IN GIRO PER L’APPENNINO - Questa considerazione (che mi ributta in faccia il mio precoce rimbambimento), mi regala anche delle gioie. Così è successo pochi giorni addietro: sullo schermo del mio smartphone sono apparse delle foto datate "1 anno fa". Immagini che mi ritraevano festoso a bordo di una Vespa Sprint gialla, vagamente sperso per il nostro Appennino. Cosa ci facessi a mangiar ciliegie fra Bologna e Firenze in un caldo pomeriggio di giugno 2016, ve lo voglio raccontare. Anche per far ancora più luce su questa divertente esperienza che andavo dimenticando. 

L’AUTOGRAFO DEL LUCKY - Antefatto: in primavera scorsa ho venduto la mia vecchia moto: una Ducati 851 apparsa anche sulle pagine della nostra rivista guidata da Marco Lucchinelli. Il compratore, orgoglioso di ciò, ha giustamente chiesto che gli fornissi la moto autografata dal buon "Lucky". 
"E come no!", gli faccio io. Che ci vuole? Chiamo Marco, gli porto il plexiglass, lo faccio firmare, lo rimonto, consegno la rossa ed è fatta.
Ma far combaciare i tempi lucchinelliani ai miei non è cosa semplice. Così, il giorno antecedente a quello stabilito per la consegna della Ducati, mi trovo con un plexiglass in mano, un pennarello, e un dubbio: "e adesso?".

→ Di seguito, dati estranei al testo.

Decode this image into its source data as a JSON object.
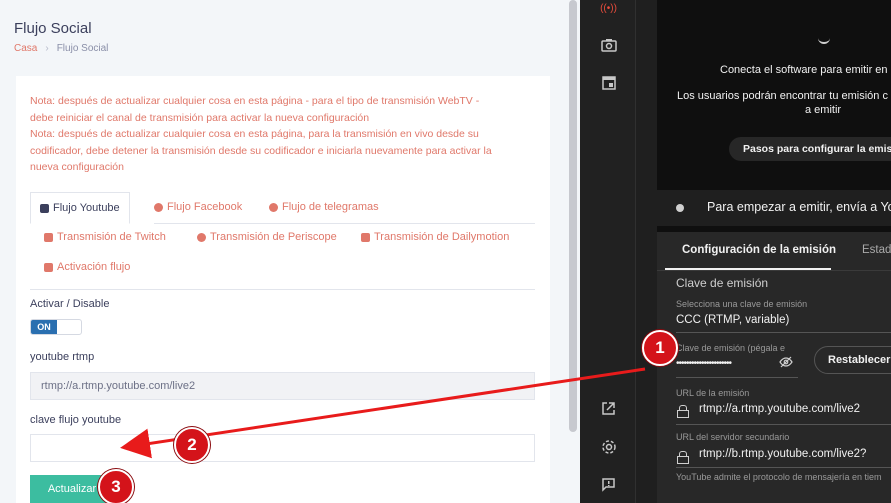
{
  "left": {
    "title": "Flujo Social",
    "breadcrumb": {
      "home": "Casa",
      "current": "Flujo Social"
    },
    "notes": [
      "Nota: después de actualizar cualquier cosa en esta página - para el tipo de transmisión WebTV -",
      "debe reiniciar el canal de transmisión para activar la nueva configuración",
      "Nota: después de actualizar cualquier cosa en esta página, para la transmisión en vivo desde su",
      "codificador, debe detener la transmisión desde su codificador e iniciarla nuevamente para activar la",
      "nueva configuración"
    ],
    "tabs": [
      {
        "label": "Flujo Youtube",
        "icon": "youtube-icon"
      },
      {
        "label": "Flujo Facebook",
        "icon": "facebook-icon"
      },
      {
        "label": "Flujo de telegramas",
        "icon": "telegram-icon"
      },
      {
        "label": "Transmisión de Twitch",
        "icon": "twitch-icon"
      },
      {
        "label": "Transmisión de Periscope",
        "icon": "periscope-icon"
      },
      {
        "label": "Transmisión de Dailymotion",
        "icon": "dailymotion-icon"
      },
      {
        "label": "Activación flujo",
        "icon": "check-icon"
      }
    ],
    "toggle_label": "Activar / Disable",
    "toggle_value": "ON",
    "rtmp_label": "youtube rtmp",
    "rtmp_value": "rtmp://a.rtmp.youtube.com/live2",
    "key_label": "clave flujo youtube",
    "key_value": "",
    "save_button": "Actualizar"
  },
  "right": {
    "preview_lines": [
      "Conecta el software para emitir en",
      "Los usuarios podrán encontrar tu emisión c",
      "a emitir"
    ],
    "setup_button": "Pasos para configurar la emis",
    "status_text": "Para empezar a emitir, envía a Yo",
    "tabs": [
      "Configuración de la emisión",
      "Estad"
    ],
    "section_title": "Clave de emisión",
    "select_key_label": "Selecciona una clave de emisión",
    "select_key_value": "CCC (RTMP, variable)",
    "key_field_label": "Clave de emisión (pégala e",
    "key_field_value": "••••••••••••••••••••••",
    "reset_button": "Restablecer",
    "url_label": "URL de la emisión",
    "url_value": "rtmp://a.rtmp.youtube.com/live2",
    "backup_label": "URL del servidor secundario",
    "backup_value": "rtmp://b.rtmp.youtube.com/live2?",
    "footer_text": "YouTube admite el protocolo de mensajería en tiem"
  },
  "annotations": [
    "1",
    "2",
    "3"
  ],
  "colors": {
    "accent": "#e0786a",
    "save": "#3cbda0",
    "toggle": "#2a6fb0",
    "marker": "#d4131a"
  }
}
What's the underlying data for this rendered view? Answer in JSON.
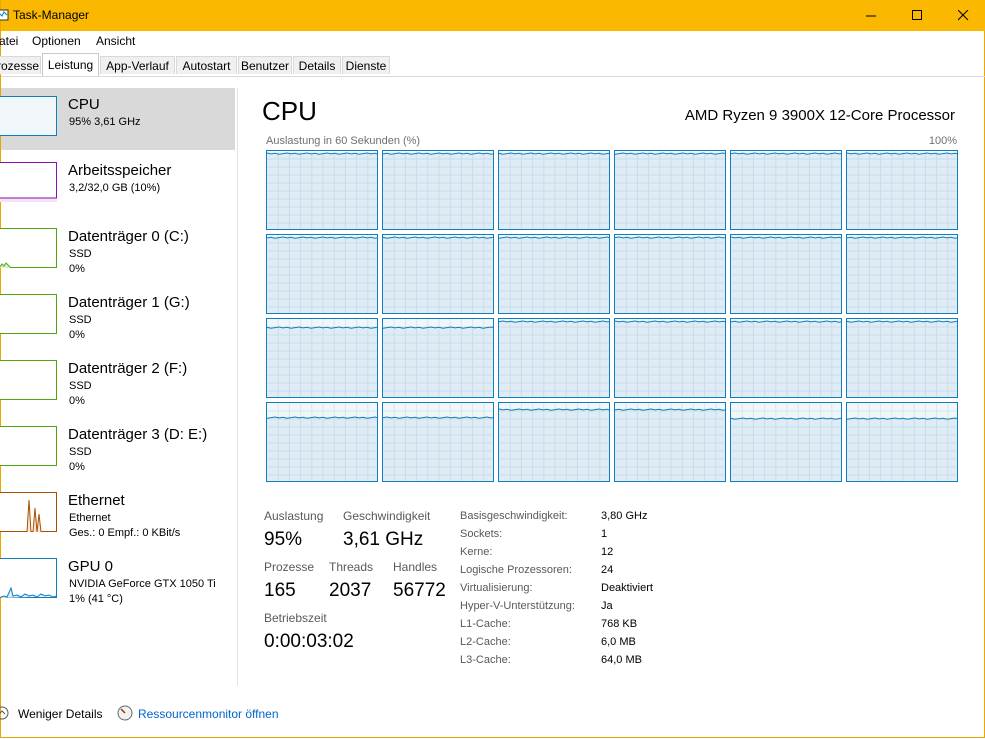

A 360 KM DI DISTANZA - Chiamo il campione, mio conterraneo, nella speranza non si trovi dall'altra parte del globo. "Marco sono Federico per quella cosa la bla bla bla". "Vieni pure, ma sbrigati, sono a Marina di Ravenna fino a pranzo". Marina di Ravenna. Urka. Io a Genova. Deglutisco mentre guardo spavaldo lo svuotatasche all'ingresso di casa: le uniche chiavi di mezzi motorizzati funzionanti sono quelle del Vespino. Cilindrata: 125 cm3. Distanza da percorrere: 360 km. Mi prende un po' di sconforto. 

UNA FIRMA E VIA - Ma una promessa è una promessa e all'alba mi metto in strada. Navigo a naso, scendendo su e giù per la catena appenninica. Parma arriva in un attimo, Bologna me la ricordavo più vicina e quando arrivo ho le sembianze di un maialino cotto al sole. Poi ancora su e giù fino a Ravenna, quindi Marco. Eccolo. Mi guarda come fossi pazzo ma con lui sarebbe una lotta che non sarei sicuro di vincere. QuanTo a pazzia, intendo. Vabbè: tolgo dallo zainetto plexiglass e pennarello, faccio firmare, bevo caffè, riparto.

RITORNO IN RELAX - Il ritorno lo prendo con calma: vago per il Polesine, mi gusto una vera piadina romagnola in un baracchino fra i campi, mi arrampico per la Futa mangiando ciliegie... poi l'Abetone, Aulla, il Passo del Bracco. Il primo tramonto estivo me lo godo dalla piazza della mia cittadina, la Vespa parcheggiata davanti e un sorriso stampato in volto. È stata una piccola ma bellissima avventura, scandagliata dal battere dolce di un monocilindrico e condita dai sapori di un'Italia da scoprire. A rilento. Lo rifarò, datemi una scusa.